Wow another sister did that to me.
Nonetheless I am determined to still let this little light of mine shine
I think I know where she learned that from.
More focused on her image than her impact.
She forgot one important fact.
Despite a title and position, she is still also Black.
She is not one of their brothers, so they will never unconditionally have her back.
It would have been wise to just apologize.
Now she has brought on her own demise.
I hope the thirty pieces of silver was worth it.
Self-hate confines the mind, callouses the heart, and corrupts the soul.
We must challenge each other to conduct ourselves better.
We cannot allow the oppressed to become the oppressor.

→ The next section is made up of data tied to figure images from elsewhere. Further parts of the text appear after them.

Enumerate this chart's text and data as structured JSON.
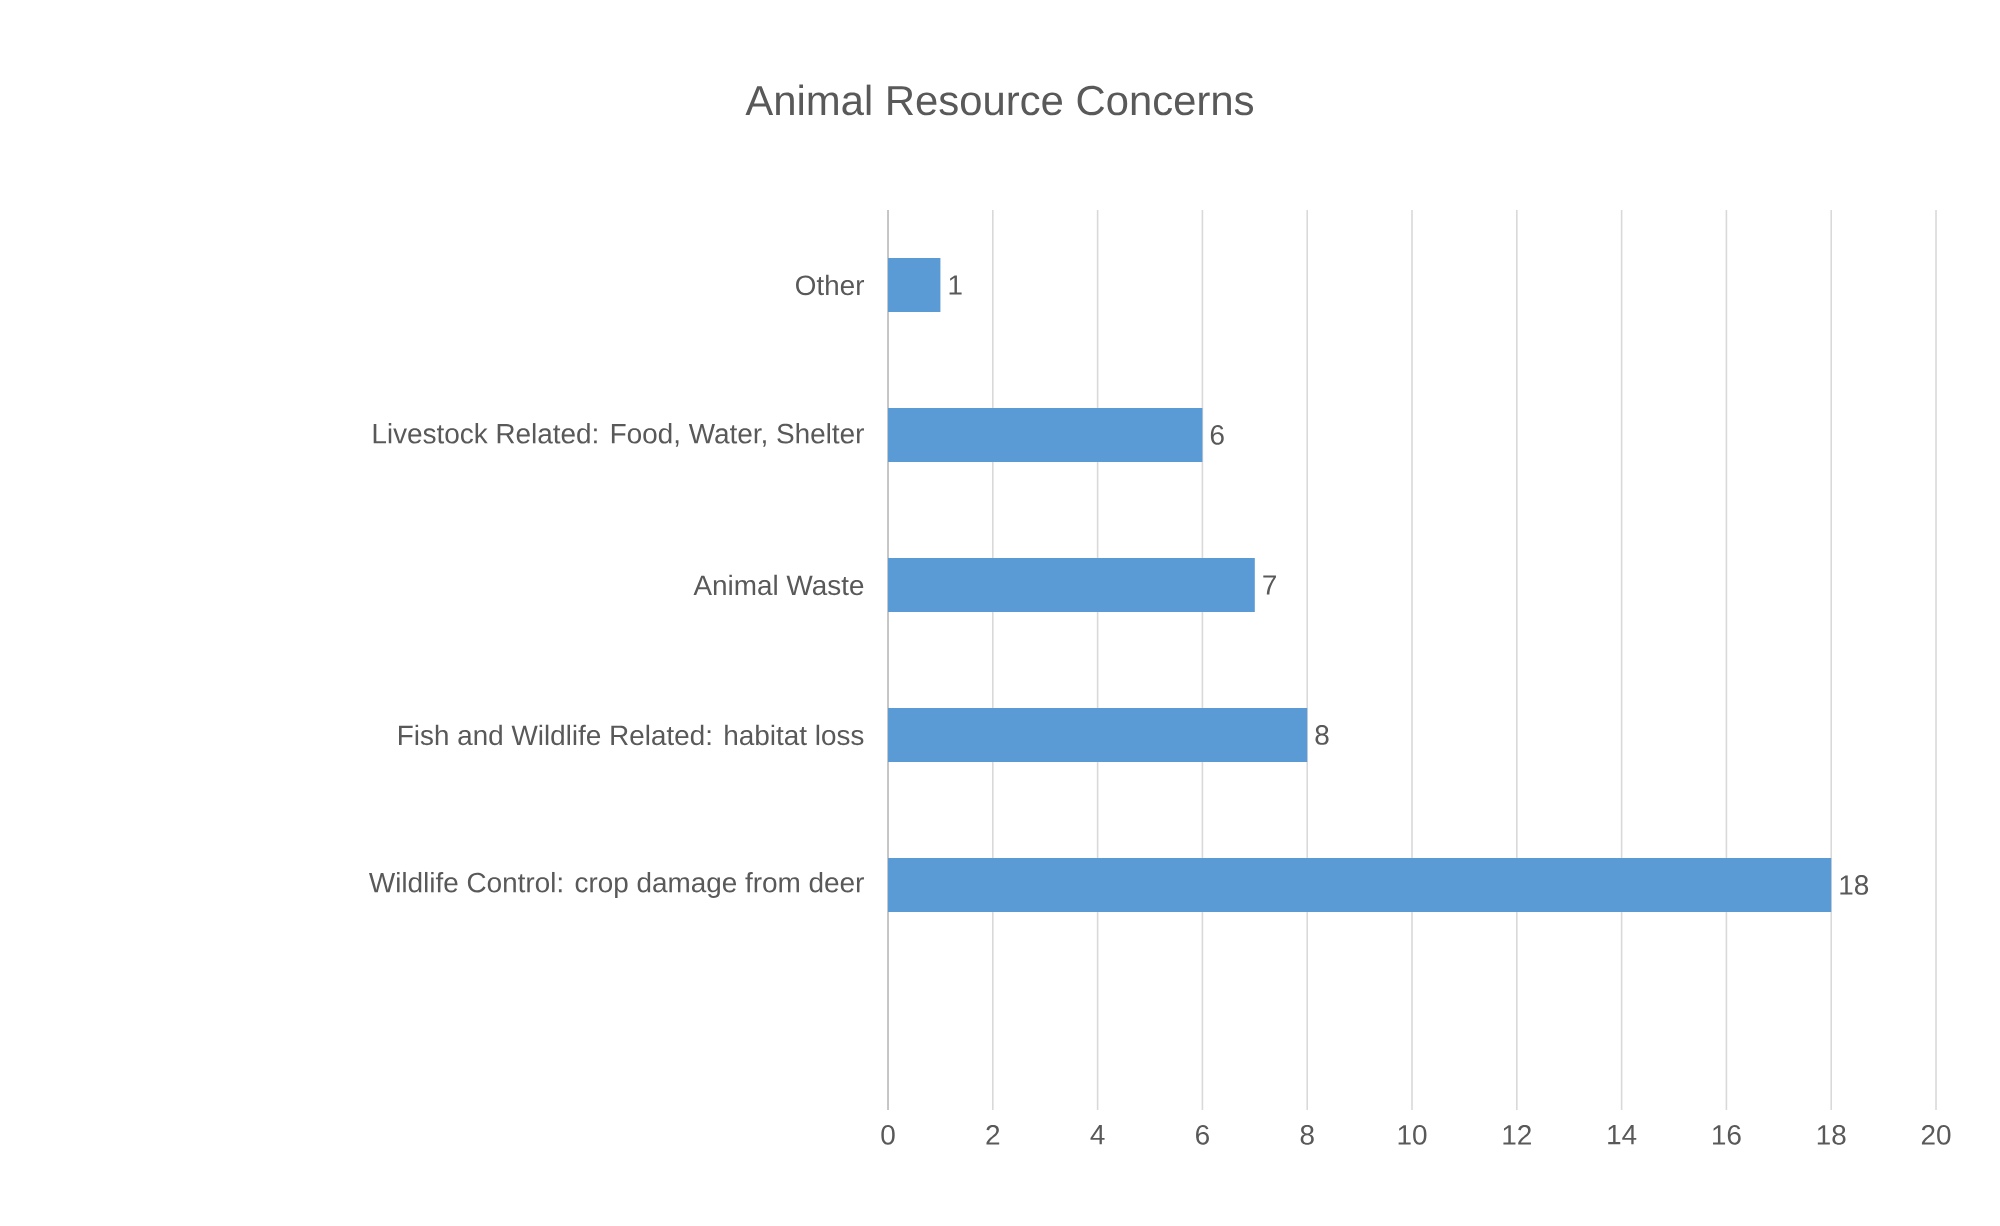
{
  "chart_data": {
    "type": "bar",
    "orientation": "horizontal",
    "title": "Animal Resource Concerns",
    "categories": [
      "Other",
      "Livestock Related: Food, Water, Shelter",
      "Animal Waste",
      "Fish and Wildlife Related: habitat loss",
      "Wildlife Control: crop damage from deer",
      null
    ],
    "values": [
      1,
      6,
      7,
      8,
      18,
      null
    ],
    "color": "#5b9bd5",
    "xlim": [
      0,
      20
    ],
    "xticks": [
      0,
      2,
      4,
      6,
      8,
      10,
      12,
      14,
      16,
      18,
      20
    ],
    "grid": "x",
    "data_labels": true
  }
}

Freedom is done a dishonor every time we are unfaithful to self-love and unduly mistreat one another.
Is our shared history not enough?
The lack of basic human decency is too common.
Nonetheless I am determined to still let this little light of mine shine.
I know that I am protected by the divine.
Internalized racism often wears Prada.
Blinded by self-hate, not recognizing what they perpetuate.
It is the spiritual driver responsible for the stench of mostly fake rich sunken place dwellers that abuse whatever position of power they have.
They are trying to overcome feeling disempowered in environments where they are not the majority even though their vocation provides material success above the means of most people across the world.
Their misuse of authority to take an allegorical rod to the hind of other Black people they perceive as lesser than them is an unconscious defense of the fragile egos that emblematically enslave them.
Representative of a repugnant compulsion to gain more narcissistic supply for their insatiable hubris.
Nonetheless I am determined to still let this little light of mine shine.
I know that I am protected by the divine.
Every so often, I get nauseous from the rankness.
Still, I sip my tea and count it all joy.